MUNICH — Volkswagen may have to spend more to deliver its planned transformation, Hans Dieter Poetsch, the automaker’s supervisory board chairman said, particularly a shift towards autonomous driving.
VW, which plans to invest 150 billion euros ($178 billion) in its business by 2025, has repeatedly said that it can fund the transition towards electric vehicles and autonomous driving based on current cash flows.
“We are in a phase where substantial free cash flows are being generated.

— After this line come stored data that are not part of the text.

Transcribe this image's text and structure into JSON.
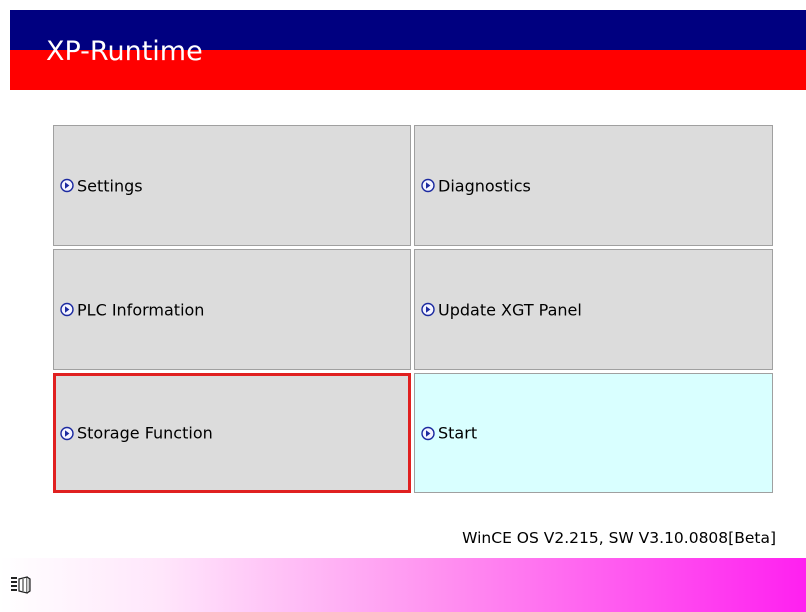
{
  "app": {
    "title": "XP-Runtime"
  },
  "menu": {
    "settings": "Settings",
    "diagnostics": "Diagnostics",
    "plc_information": "PLC Information",
    "update_panel": "Update XGT Panel",
    "storage_function": "Storage Function",
    "start": "Start"
  },
  "version_text": "WinCE OS V2.215, SW V3.10.0808[Beta]",
  "colors": {
    "header_top": "#000080",
    "header_bottom": "#ff0000",
    "button_bg": "#dcdcdc",
    "start_bg": "#d9ffff",
    "selection": "#e02020",
    "footer_gradient_end": "#ff20f0"
  },
  "icons": {
    "menu_arrow": "circle-arrow-right-icon",
    "tray": "wince-taskbar-icon"
  }
}
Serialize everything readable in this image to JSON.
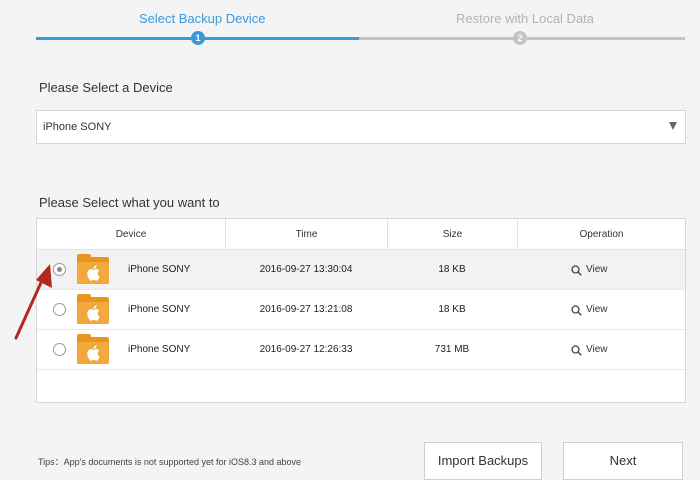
{
  "steps": [
    {
      "label": "Select Backup Device",
      "number": "1",
      "active": true
    },
    {
      "label": "Restore with Local Data",
      "number": "2",
      "active": false
    }
  ],
  "device_section": {
    "title": "Please Select a Device",
    "selected_device": "iPhone SONY"
  },
  "backup_section": {
    "title": "Please Select what you want to",
    "columns": [
      "Device",
      "Time",
      "Size",
      "Operation"
    ],
    "rows": [
      {
        "device": "iPhone SONY",
        "time": "2016-09-27 13:30:04",
        "size": "18 KB",
        "operation": "View",
        "selected": true
      },
      {
        "device": "iPhone SONY",
        "time": "2016-09-27 13:21:08",
        "size": "18 KB",
        "operation": "View",
        "selected": false
      },
      {
        "device": "iPhone SONY",
        "time": "2016-09-27 12:26:33",
        "size": "731 MB",
        "operation": "View",
        "selected": false
      }
    ]
  },
  "footer": {
    "tips": "Tips：App's documents is not supported yet for iOS8.3 and above",
    "import_label": "Import Backups",
    "next_label": "Next"
  },
  "colors": {
    "accent": "#3a9ad9",
    "inactive": "#c4c4c4",
    "folder": "#f2a93b",
    "annotation_arrow": "#b3281e"
  }
}
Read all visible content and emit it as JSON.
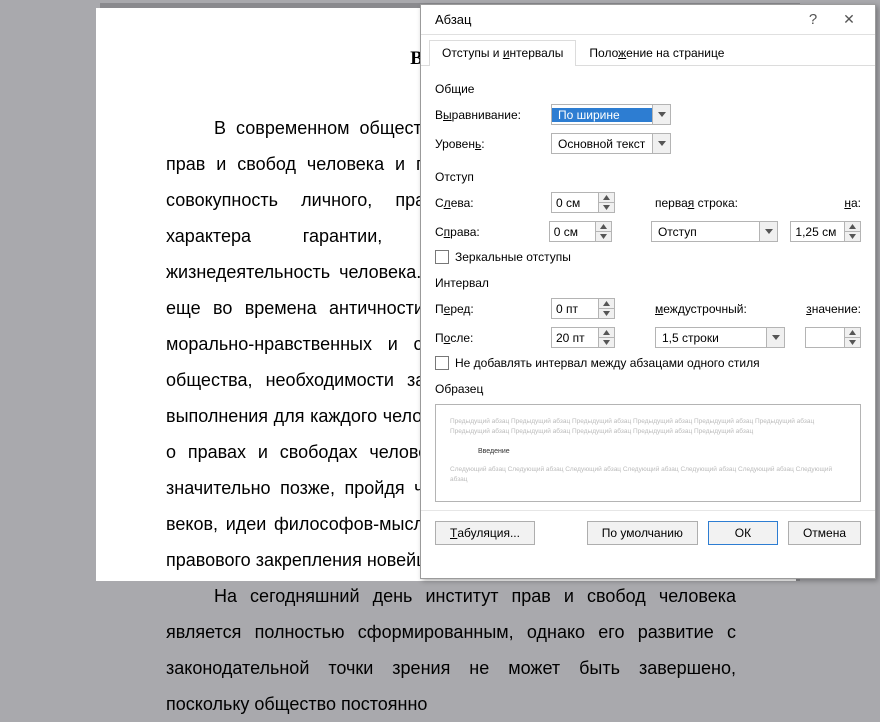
{
  "document": {
    "title": "Введение",
    "p1": "В современном обществе особое место отведено системе прав и свобод человека и гражданина, представляющей собой совокупность личного, правового, социально-экономического характера гарантии, обеспечивающие нормальную жизнедеятельность человека. Само понятие человека появилось еще во времена античности, когда появились первые идеи о морально-нравственных и социальных нормах существования общества, необходимости защиты этих правил и гарантии их выполнения для каждого человека. Однако окончательное понятие о правах и свободах человека и гражданина сформировалось значительно позже, пройдя через религиозные догматы средних веков, идеи философов-мыслителей эпохи возрождения, попытки правового закрепления новейшей истории.",
    "p2": "На сегодняшний день институт прав и свобод человека является полностью сформированным, однако его развитие с законодательной точки зрения не может быть завершено, поскольку общество постоянно"
  },
  "dialog": {
    "title": "Абзац",
    "tabs": {
      "t1_pre": "Отступы и ",
      "t1_u": "и",
      "t1_post": "нтервалы",
      "t2": "Поло",
      "t2_u": "ж",
      "t2_post": "ение на странице"
    },
    "general": {
      "head": "Общие",
      "align_lbl": "В",
      "align_u": "ы",
      "align_post": "равнивание:",
      "align_val": "По ширине",
      "level_lbl": "Уровен",
      "level_u": "ь",
      "level_post": ":",
      "level_val": "Основной текст"
    },
    "indent": {
      "head": "Отступ",
      "left_lbl": "С",
      "left_u": "л",
      "left_post": "ева:",
      "left_val": "0 см",
      "right_lbl": "С",
      "right_u": "п",
      "right_post": "рава:",
      "right_val": "0 см",
      "first_lbl": "перва",
      "first_u": "я",
      "first_post": " строка:",
      "first_val": "Отступ",
      "by_u": "н",
      "by_post": "а:",
      "by_val": "1,25 см",
      "mirror": "Зеркальные отступы"
    },
    "spacing": {
      "head": "Интервал",
      "before_lbl": "П",
      "before_u": "е",
      "before_post": "ред:",
      "before_val": "0 пт",
      "after_lbl": "П",
      "after_u": "о",
      "after_post": "сле:",
      "after_val": "20 пт",
      "line_lbl": "",
      "line_u": "м",
      "line_post": "еждустрочный:",
      "line_val": "1,5 строки",
      "val_lbl": "",
      "val_u": "з",
      "val_post": "начение:",
      "val_val": "",
      "nosame": "Не добавлять интервал между абзацами одного стиля"
    },
    "preview": {
      "head": "Образец",
      "prev": "Предыдущий абзац Предыдущий абзац Предыдущий абзац Предыдущий абзац Предыдущий абзац Предыдущий абзац Предыдущий абзац Предыдущий абзац Предыдущий абзац Предыдущий абзац Предыдущий абзац",
      "sample": "Введение",
      "next": "Следующий абзац Следующий абзац Следующий абзац Следующий абзац Следующий абзац Следующий абзац Следующий абзац"
    },
    "buttons": {
      "tabs": "Табуляция...",
      "default": "По умолчанию",
      "ok": "ОК",
      "cancel": "Отмена"
    }
  }
}
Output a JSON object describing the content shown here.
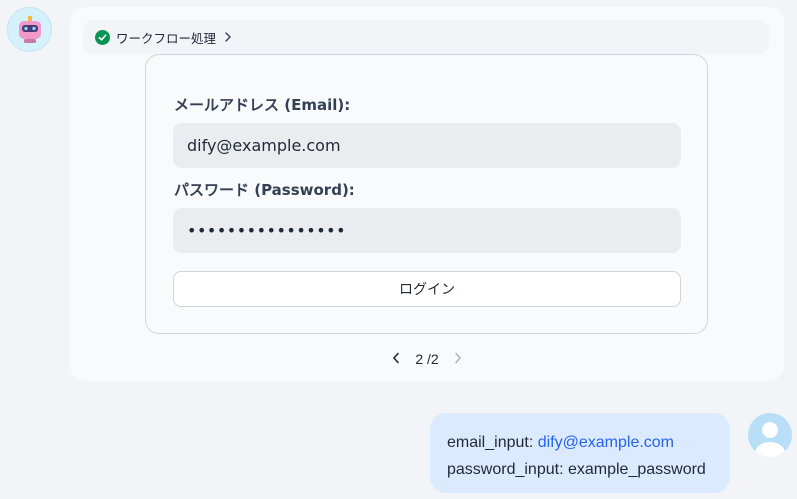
{
  "workflow": {
    "label": "ワークフロー処理"
  },
  "form": {
    "email_label": "メールアドレス (Email):",
    "email_value": "dify@example.com",
    "password_label": "パスワード (Password):",
    "password_dots": "••••••••••••••••",
    "login_button": "ログイン"
  },
  "pagination": {
    "current": "2",
    "total": "/2"
  },
  "user_message": {
    "email_prefix": "email_input: ",
    "email_value": "dify@example.com",
    "password_line": "password_input: example_password"
  },
  "colors": {
    "success": "#079455",
    "link": "#2563eb",
    "user_bubble": "#dbeafe"
  }
}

That means we can pay out good dividends as well as comfortably fund our business going forward,” Hans Dieter Poetsch told Reuters at the Munich auto show.

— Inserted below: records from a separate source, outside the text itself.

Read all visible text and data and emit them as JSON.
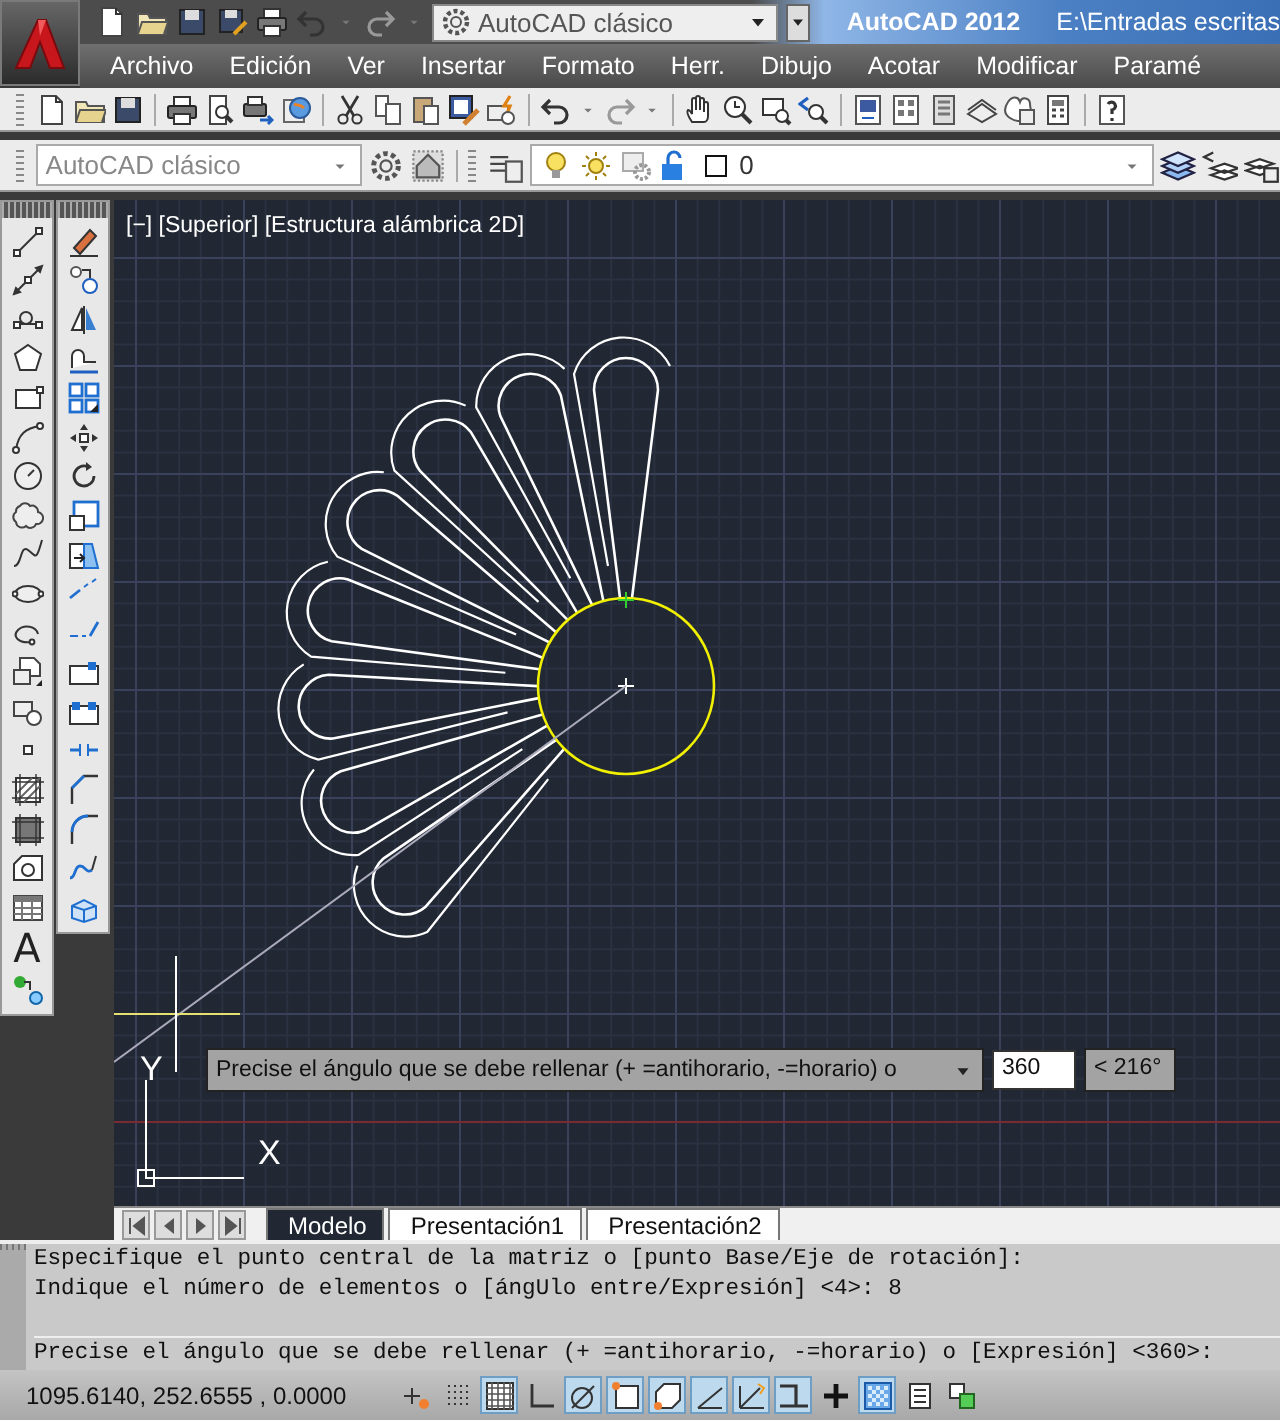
{
  "app": {
    "title": "AutoCAD 2012",
    "file": "E:\\Entradas escritas"
  },
  "quick_access": {
    "workspace": "AutoCAD clásico"
  },
  "menu": [
    "Archivo",
    "Edición",
    "Ver",
    "Insertar",
    "Formato",
    "Herr.",
    "Dibujo",
    "Acotar",
    "Modificar",
    "Paramé"
  ],
  "workspace_toolbar": {
    "workspace": "AutoCAD clásico"
  },
  "layer_toolbar": {
    "layer": "0"
  },
  "draw_toolbar": {
    "text_tool": "A"
  },
  "viewport": {
    "label": "[−] [Superior] [Estructura alámbrica 2D]",
    "ucs": {
      "x": "X",
      "y": "Y"
    }
  },
  "dynamic_input": {
    "prompt": "Precise el ángulo que se debe rellenar (+ =antihorario, -=horario) o",
    "value": "360",
    "angle": "< 216°"
  },
  "layout_tabs": [
    {
      "label": "Modelo",
      "selected": true
    },
    {
      "label": "Presentación1",
      "selected": false
    },
    {
      "label": "Presentación2",
      "selected": false
    }
  ],
  "command_history": [
    "Especifique el punto central de la matriz o [punto Base/Eje de rotación]:",
    "Indique el número de elementos o [ángUlo entre/Expresión] <4>: 8"
  ],
  "command_prompt": "Precise el ángulo que se debe rellenar (+ =antihorario, -=horario) o [Expresión] <360>:",
  "status_bar": {
    "coordinates": "1095.6140, 252.6555 , 0.0000",
    "toggles": [
      {
        "on": false
      },
      {
        "on": false
      },
      {
        "on": true
      },
      {
        "on": false
      },
      {
        "on": true
      },
      {
        "on": true
      },
      {
        "on": true
      },
      {
        "on": true
      },
      {
        "on": true
      },
      {
        "on": true
      },
      {
        "on": false
      },
      {
        "on": true
      },
      {
        "on": false
      },
      {
        "on": false
      }
    ]
  }
}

“But of course, we are in an environment in which we cannot rule out that larger sums, for example in the field of autonomous driving, have to be invested,” Poetsch, who is also CEO of Porsche SE, which is VW’s largest shareholder.

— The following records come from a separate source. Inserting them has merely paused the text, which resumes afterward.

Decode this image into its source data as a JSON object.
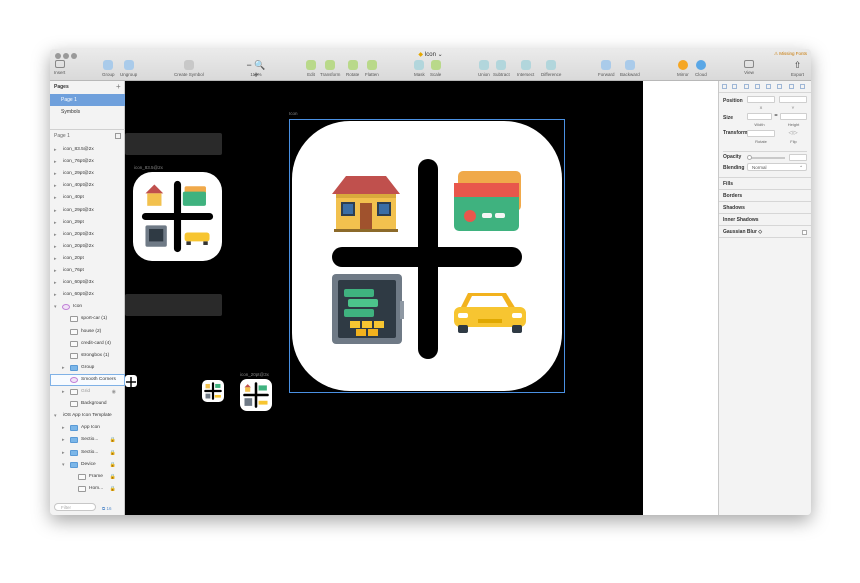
{
  "window": {
    "title": "Icon",
    "title_suffix": "⌄",
    "missing_fonts": "⚠ Missing Fonts"
  },
  "toolbar": {
    "insert": "Insert",
    "group": "Group",
    "ungroup": "Ungroup",
    "create_symbol": "Create Symbol",
    "zoom": "110%",
    "zoom_glyph": "− 🔍 +",
    "edit": "Edit",
    "transform": "Transform",
    "rotate": "Rotate",
    "flatten": "Flatten",
    "mask": "Mask",
    "scale": "Scale",
    "union": "Union",
    "subtract": "Subtract",
    "intersect": "Intersect",
    "difference": "Difference",
    "forward": "Forward",
    "backward": "Backward",
    "mirror": "Mirror",
    "cloud": "Cloud",
    "view": "View",
    "export": "Export"
  },
  "pages": {
    "header": "Pages",
    "add": "+",
    "items": [
      {
        "label": "Page 1"
      },
      {
        "label": "Symbols"
      }
    ]
  },
  "layers": {
    "header": "Page 1",
    "items": [
      {
        "label": "icon_83.5@2x"
      },
      {
        "label": "icon_76pt@2x"
      },
      {
        "label": "icon_29pt@2x"
      },
      {
        "label": "icon_40pt@2x"
      },
      {
        "label": "icon_40pt"
      },
      {
        "label": "icon_29pt@3x"
      },
      {
        "label": "icon_29pt"
      },
      {
        "label": "icon_20pt@3x"
      },
      {
        "label": "icon_20pt@2x"
      },
      {
        "label": "icon_20pt"
      },
      {
        "label": "icon_76pt"
      },
      {
        "label": "icon_60pt@3x"
      },
      {
        "label": "icon_60pt@2x"
      },
      {
        "label": "Icon"
      },
      {
        "label": "sport-car (1)"
      },
      {
        "label": "house (2)"
      },
      {
        "label": "credit-card (4)"
      },
      {
        "label": "strongbox (1)"
      },
      {
        "label": "Group"
      },
      {
        "label": "Smooth Corners"
      },
      {
        "label": "Grid"
      },
      {
        "label": "Background"
      },
      {
        "label": "iOS App Icon Template"
      },
      {
        "label": "App Icon"
      },
      {
        "label": "Sectio..."
      },
      {
        "label": "Sectio..."
      },
      {
        "label": "Device"
      },
      {
        "label": "Frame"
      },
      {
        "label": "Hom..."
      }
    ],
    "filter_placeholder": "Filter",
    "filter_count": "16"
  },
  "canvas": {
    "label_small": "icon_83.5@2x",
    "label_tiny": "icon_20pt@3x",
    "label_main": "Icon"
  },
  "inspector": {
    "position": "Position",
    "x": "X",
    "y": "Y",
    "size": "Size",
    "width": "Width",
    "height": "Height",
    "transform": "Transform",
    "rotate": "Rotate",
    "flip": "Flip",
    "opacity": "Opacity",
    "blending": "Blending",
    "blending_value": "Normal",
    "fills": "Fills",
    "borders": "Borders",
    "shadows": "Shadows",
    "inner_shadows": "Inner Shadows",
    "gaussian_blur": "Gaussian Blur ◇"
  },
  "colors": {
    "selection": "#6fa0dc",
    "artboard_outline": "#4a90e2",
    "house_roof": "#c0504d",
    "house_wall": "#f2c14e",
    "card_back": "#f0a94a",
    "card_front": "#3fb27f",
    "car_body": "#f7c531"
  }
}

“It is therefore recommendable to think one or two steps ahead,” Poetsch added, without specifying details.
Toyota said on Tuesday it expects to spend more than $13.5 billion by 2030 to develop batteries and a battery supply system as the automaker moves to deliver its first full-electric lineup next year.
Poetsch declined to comment on a potential initial public offering of luxury car division Porsche, which sources told Reuters in May is a scenario VW has contemplated should it require more money to pay for its strategy.
“From today’s point of view our financial situation is relatively comfortable. And as part of our planning rounds, which we are holding each year, we are regularly reviewing where there is a need,” Poetsch said.
Analysts say that a partial IPO of Porsche, speculation over which has regularly lifted VW’s stock, could value the unit at 45 billion euros to 90 billion, a major lever VW could pull to fill its coffers.
“The clever finance executive will always have a list with options for how to provide extended financial flexibility for the company,” Poetsch added.